Ich hänge mich mal hier an den Kniethread ran ;)

Leider macht sich in letzter Zeit wieder sehr stark mein Knie bemerkbar. Aufgund einer Fehl-OP vor neunzehn Jahren, habe ich unter der einen Kniescheibe keinen Knorpel mehr. Aufgrund einer (falsch diagnositzierten) habituellen Patella-Luxation, dei nach Hauser-Roux (Versetzen des bänderansatzes) behandelt wurde, sitzt die Kniescheibe so, dass der gesamte Knorpel dort jetzt nahezu weg ist.
Drumherum ist wunderbarer, nicht altergemäß frischer fitter Knorpel, abet direkt hinter der Kniescheibe ist nichts.
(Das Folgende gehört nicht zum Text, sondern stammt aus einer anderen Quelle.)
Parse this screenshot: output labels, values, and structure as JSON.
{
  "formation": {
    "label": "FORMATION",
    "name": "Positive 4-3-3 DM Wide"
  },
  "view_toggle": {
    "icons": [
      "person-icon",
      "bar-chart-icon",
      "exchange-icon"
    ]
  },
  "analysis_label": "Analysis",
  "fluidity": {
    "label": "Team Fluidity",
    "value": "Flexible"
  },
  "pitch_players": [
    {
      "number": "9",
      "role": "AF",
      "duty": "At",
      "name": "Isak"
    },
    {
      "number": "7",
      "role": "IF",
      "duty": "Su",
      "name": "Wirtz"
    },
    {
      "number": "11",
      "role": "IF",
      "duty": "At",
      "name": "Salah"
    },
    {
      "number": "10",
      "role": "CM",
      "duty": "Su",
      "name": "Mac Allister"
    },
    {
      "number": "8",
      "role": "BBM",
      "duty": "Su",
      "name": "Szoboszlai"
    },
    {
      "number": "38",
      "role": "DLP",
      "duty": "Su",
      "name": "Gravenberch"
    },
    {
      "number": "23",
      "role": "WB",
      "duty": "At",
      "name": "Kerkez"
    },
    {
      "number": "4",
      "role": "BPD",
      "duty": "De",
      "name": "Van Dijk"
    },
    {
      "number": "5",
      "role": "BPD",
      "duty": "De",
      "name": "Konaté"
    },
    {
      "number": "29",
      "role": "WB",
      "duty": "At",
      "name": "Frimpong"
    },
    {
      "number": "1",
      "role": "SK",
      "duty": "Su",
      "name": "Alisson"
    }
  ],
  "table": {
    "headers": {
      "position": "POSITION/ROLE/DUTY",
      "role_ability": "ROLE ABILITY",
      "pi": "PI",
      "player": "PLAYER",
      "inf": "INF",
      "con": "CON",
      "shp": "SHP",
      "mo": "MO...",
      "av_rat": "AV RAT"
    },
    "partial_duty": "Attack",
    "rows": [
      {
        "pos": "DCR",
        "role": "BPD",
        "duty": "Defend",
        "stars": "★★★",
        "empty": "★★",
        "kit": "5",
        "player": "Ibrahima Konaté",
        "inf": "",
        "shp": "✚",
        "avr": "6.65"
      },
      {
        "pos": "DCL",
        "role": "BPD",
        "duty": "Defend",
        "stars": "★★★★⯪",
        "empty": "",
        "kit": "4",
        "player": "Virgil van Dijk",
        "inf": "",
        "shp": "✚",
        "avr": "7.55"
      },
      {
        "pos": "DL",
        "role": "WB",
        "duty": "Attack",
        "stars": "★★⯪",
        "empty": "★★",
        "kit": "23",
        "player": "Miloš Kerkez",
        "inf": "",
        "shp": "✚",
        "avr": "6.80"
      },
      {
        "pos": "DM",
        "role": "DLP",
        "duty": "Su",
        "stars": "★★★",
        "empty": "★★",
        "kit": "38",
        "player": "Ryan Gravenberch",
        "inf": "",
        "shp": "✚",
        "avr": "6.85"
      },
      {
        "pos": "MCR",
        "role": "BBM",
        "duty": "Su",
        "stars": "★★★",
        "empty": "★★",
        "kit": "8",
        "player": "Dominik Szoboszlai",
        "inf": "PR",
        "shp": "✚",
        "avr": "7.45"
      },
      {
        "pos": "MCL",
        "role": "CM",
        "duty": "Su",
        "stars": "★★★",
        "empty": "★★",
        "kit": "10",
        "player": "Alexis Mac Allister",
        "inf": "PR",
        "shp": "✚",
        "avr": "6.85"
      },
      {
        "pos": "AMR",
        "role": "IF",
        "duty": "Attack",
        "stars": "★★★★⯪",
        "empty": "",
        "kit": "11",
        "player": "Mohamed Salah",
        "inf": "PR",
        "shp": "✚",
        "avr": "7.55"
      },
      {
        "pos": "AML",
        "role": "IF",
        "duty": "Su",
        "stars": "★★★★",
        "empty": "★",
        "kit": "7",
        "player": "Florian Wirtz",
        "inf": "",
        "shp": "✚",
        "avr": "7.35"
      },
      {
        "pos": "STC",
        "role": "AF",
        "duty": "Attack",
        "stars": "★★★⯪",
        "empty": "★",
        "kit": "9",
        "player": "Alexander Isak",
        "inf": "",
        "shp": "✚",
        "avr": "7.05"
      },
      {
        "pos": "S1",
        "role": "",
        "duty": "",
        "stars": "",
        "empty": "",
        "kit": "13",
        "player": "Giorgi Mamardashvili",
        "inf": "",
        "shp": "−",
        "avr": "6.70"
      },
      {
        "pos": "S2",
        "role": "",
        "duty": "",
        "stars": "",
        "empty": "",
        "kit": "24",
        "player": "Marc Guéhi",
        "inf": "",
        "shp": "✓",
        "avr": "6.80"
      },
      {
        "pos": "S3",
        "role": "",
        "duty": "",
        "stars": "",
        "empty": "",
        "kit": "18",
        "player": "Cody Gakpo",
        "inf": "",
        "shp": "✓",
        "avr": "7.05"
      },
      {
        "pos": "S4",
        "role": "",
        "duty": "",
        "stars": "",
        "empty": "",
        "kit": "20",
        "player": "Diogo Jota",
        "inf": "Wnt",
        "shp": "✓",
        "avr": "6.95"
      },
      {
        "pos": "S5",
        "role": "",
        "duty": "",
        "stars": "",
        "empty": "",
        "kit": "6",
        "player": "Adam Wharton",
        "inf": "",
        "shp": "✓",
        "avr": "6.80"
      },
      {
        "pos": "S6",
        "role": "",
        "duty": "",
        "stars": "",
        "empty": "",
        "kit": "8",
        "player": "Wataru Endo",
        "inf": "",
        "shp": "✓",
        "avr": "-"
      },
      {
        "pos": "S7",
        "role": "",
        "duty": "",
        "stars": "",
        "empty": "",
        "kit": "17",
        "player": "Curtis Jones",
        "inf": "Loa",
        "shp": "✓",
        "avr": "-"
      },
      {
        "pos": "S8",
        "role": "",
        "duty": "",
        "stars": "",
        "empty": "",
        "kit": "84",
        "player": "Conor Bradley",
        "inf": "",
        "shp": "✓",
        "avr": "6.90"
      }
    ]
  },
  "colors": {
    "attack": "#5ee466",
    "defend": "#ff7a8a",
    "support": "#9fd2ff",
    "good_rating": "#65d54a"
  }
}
Eine unangenehme Sache, gegen die ich gerne etwas tun würde.

Würde auch hier der Haifischextrakt eine Chance haben oder eher nicht?

Ich sehe auch ein Problem, weil die Reibung ja nicht beseitigt werden kann, mir wurde sehr massiv von mehreren Seiten (Ortopäden) von einer korrigierenden OP abgeraten., insofern bräuchte ich ja im Prinzip eine Dauermedikation für die nächsten fünfzig Jahre zum Aufbau, mal kritisch gedacht.